Before we start, let's with some sample data. A problem like this is hard to work without some data to play with.


#!/usr/bin/env ruby

columns = [ "Name", "Average", "Math", "Science", "English" ]
rows = [
	[ "Alice", 0, 95, 90, 85 ],
	[ "Bob", 0, 65, 70, 90 ],
	[ "Carol", 0, 95, 80, 85 ],
	[ "Dave", 0, 75, 90, 90 ]
]

The columns array holds the column names. These will be the keys for the final hashes. The rows array is an array of arrays, holding the actual tabular data. The objective, once again, is to end up with an array of hashes, each hash's keys will be the column names, and data the data from that row.

The Loop Method

The first thing that pops into your head would be to use a loop. Loop over the rows, loop over the columns, match them up and voila, done! OK, this work, but it's not very Ruby-like. Here is the solution, not too pretty.


correlated = []
(0...rows.length).each do|row|
	h = {}

	(0...columns.length).each do|column|
		h[columns[column]] = rows[row][column]
	end

	correlated << h
end

puts correlated.inspect

This does work. But it looks like C code. Nested loops? Lots of indexing? There's an easier way, as long as you know about splat, soak and the Hash.[] method (which is a kind of voodoo in itself, it's not obvious what it does at first) as well as the zip method from Array. Kind of involved, but more elegant. There's a tradeoff here. To a newbie Rubyist, the above example would probably be best. It does work, and everyone can understand it.

The Zip and Splat Method

First, we need to get a handle on the Hash.[] class method. This method will create a hash instance with initial keys and values based on the parameter list. The parameters are alternating keys and values, so if we were to call Hash[ :key, 'value' ], this method call (it is a method call, just an odd overloaded operator on a class object, something you don't see very often) will product the hash { :key => 'value' }. Already you might be able to tell how this can help us.
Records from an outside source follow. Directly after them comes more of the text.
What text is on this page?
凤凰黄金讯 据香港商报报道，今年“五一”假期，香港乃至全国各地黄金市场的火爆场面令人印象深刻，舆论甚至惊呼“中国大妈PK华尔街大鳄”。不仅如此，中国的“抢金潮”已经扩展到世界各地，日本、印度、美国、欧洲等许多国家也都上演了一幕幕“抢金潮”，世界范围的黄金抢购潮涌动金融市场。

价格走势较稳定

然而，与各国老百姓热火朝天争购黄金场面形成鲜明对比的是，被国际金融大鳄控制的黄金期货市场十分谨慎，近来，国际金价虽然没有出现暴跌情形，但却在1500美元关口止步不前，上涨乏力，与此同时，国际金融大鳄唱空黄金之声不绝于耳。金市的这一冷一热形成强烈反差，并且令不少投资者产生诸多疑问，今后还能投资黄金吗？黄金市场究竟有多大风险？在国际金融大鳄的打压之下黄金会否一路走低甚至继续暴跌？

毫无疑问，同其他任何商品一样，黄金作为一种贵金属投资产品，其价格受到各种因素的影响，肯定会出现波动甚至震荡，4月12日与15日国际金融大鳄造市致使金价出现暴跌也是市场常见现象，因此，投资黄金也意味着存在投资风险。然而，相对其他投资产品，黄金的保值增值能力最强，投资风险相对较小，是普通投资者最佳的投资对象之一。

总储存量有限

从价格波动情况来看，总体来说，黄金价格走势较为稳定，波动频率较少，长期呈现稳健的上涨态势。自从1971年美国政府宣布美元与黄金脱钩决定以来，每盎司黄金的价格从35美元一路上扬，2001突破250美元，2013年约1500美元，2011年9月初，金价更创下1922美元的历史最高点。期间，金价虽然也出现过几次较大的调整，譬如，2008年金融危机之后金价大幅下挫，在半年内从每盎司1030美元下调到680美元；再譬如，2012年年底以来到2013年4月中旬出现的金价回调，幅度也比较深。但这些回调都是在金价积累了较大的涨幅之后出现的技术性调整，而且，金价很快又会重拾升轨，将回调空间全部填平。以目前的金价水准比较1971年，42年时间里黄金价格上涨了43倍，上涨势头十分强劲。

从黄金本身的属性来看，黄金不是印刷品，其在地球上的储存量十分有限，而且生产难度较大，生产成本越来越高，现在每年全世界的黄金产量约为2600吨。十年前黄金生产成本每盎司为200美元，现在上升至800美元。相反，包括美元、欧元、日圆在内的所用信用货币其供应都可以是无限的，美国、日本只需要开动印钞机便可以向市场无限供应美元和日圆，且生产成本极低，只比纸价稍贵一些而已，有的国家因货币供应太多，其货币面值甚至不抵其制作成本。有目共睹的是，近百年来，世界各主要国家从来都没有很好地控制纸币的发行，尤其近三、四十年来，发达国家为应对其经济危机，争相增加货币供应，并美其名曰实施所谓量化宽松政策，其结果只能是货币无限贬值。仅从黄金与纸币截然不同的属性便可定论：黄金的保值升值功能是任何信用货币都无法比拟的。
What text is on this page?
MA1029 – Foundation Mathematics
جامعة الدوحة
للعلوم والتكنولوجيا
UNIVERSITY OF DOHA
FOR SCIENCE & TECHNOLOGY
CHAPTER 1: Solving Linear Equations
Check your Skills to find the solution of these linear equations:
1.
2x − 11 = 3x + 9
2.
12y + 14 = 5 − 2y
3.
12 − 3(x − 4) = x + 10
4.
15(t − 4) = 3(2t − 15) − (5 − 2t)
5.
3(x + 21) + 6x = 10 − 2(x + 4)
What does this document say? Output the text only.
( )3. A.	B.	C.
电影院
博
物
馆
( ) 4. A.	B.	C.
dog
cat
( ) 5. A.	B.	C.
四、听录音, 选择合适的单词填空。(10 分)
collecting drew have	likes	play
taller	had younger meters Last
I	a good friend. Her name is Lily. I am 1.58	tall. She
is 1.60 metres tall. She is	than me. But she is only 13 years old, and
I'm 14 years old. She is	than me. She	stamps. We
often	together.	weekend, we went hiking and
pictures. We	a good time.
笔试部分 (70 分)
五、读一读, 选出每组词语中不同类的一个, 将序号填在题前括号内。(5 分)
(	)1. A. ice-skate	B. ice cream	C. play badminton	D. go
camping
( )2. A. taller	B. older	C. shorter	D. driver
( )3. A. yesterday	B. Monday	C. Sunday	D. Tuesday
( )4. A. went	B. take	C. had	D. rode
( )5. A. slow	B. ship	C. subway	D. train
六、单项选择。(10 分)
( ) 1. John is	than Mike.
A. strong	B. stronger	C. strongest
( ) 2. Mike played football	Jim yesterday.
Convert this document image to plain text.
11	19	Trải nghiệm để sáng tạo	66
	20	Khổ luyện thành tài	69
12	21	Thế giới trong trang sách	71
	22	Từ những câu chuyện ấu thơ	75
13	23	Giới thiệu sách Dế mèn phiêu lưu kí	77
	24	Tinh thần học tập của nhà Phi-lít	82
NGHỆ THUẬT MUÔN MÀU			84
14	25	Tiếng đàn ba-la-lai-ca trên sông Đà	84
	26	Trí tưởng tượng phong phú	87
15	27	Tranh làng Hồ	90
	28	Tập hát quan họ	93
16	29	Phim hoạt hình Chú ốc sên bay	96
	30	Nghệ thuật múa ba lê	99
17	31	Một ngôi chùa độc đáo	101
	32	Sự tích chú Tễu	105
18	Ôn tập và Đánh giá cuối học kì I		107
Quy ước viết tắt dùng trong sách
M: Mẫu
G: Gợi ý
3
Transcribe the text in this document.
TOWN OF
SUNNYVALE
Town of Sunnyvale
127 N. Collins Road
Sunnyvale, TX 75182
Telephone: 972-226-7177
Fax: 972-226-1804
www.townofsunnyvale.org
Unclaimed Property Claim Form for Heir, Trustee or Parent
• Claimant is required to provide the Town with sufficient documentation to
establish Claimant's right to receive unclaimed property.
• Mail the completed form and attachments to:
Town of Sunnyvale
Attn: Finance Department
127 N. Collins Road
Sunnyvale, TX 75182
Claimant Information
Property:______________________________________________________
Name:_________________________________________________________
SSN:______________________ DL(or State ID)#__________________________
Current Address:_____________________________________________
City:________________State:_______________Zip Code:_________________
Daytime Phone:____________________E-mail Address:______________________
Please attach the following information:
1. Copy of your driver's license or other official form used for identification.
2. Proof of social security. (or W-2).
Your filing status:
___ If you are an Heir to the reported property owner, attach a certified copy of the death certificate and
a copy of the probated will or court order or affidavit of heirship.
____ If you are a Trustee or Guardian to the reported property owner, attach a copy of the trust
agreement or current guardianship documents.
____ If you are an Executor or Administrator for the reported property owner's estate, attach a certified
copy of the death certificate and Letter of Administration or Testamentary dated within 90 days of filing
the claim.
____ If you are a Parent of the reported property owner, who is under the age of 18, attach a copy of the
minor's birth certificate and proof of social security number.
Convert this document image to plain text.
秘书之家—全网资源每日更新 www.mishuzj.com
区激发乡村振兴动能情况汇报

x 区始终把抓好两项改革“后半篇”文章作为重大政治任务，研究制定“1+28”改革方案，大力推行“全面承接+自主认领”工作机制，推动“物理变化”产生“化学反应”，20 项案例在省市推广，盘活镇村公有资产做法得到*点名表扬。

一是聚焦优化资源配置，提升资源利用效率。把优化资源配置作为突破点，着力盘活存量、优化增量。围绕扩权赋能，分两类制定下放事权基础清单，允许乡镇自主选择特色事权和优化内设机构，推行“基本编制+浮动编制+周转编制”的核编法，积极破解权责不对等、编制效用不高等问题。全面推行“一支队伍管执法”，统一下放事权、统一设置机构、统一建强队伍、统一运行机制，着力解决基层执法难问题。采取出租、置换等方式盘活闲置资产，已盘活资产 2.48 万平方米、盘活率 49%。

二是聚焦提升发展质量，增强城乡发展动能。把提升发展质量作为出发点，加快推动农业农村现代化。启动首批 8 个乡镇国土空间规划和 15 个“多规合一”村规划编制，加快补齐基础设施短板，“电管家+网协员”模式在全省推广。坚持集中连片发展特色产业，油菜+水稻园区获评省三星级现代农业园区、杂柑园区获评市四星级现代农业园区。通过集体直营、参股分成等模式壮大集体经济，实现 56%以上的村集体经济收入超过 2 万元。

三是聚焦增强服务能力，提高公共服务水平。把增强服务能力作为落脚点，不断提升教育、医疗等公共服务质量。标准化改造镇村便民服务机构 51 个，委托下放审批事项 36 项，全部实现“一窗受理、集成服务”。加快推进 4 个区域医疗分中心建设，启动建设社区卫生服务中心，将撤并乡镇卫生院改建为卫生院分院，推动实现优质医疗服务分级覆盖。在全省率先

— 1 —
Next, the Array#zip method. This will "zip" two arrays together, making an array of arrays, each array holding the elements of the two component arrays at the same index. It's kind of hard to put into words, it's be to just see it in action.


puts [1,2,3].zip( %w{a b c} ).inspect
# [[1, "a"], [2, "b"], [3, "c"]]

So, at index 0 of the resulting array is an array of each of the component arrays and what was indexed at index 0 in each of them. And again for index 1, and so on. We're going to be using this to zip the column names up with the actual data. This is essentially what that loop was doing, but this is doing the same thing more succinctly.

And the final piece of the puzzle. The Hash.[] method takes either a flat parameter list, like Hash[ 'a', 'b', 'c', 'd' ]. This is almost what we have. We have an array of two element arrays. How do we get these array elements into the parameter list? The splat operator and the flatten method.

The splat and soak operator is one of the less used operators in Ruby. When used in a method call, it will "splat" an Array into actual method parameters. So calling foo(*[1,2,3]) is the equivalent of calling foo(1,2,3). It turns arrays into parameter lists. It's the bridge between data structures and parameters lists. Parameters lists are one of the few things in Ruby that isn't an object, that can't be manipulated in the normal ways. The splat operator here is used to act as that bridge.

So, we have everything we need. We can zip the values together and we can create the hashes with the aid of the Hash.[] method and the splat operator. Here it is all put together.


correlated = rows.map{|r| Hash[ *r.zip(columns).flatten ] 

That's it. One line. A short line too. Without much line noise (non-alphanumeric characters that make it difficult to read, a reference to actual line noise on terminal programs operating over modems). Is this any better? This depends on who your audience is. For new Ruby programmers, the first solution would probably be best. For experienced programmers, the second is more compact and functionally the same thing.

After pulling this trick out of some old code, it seems that later versions of Ruby have made this even easier, letting Hash.[] take a zipped array directly. So Ruby 1.9.3 can simply say rows.map{|r| Hash[ r.zip(columns) ] }.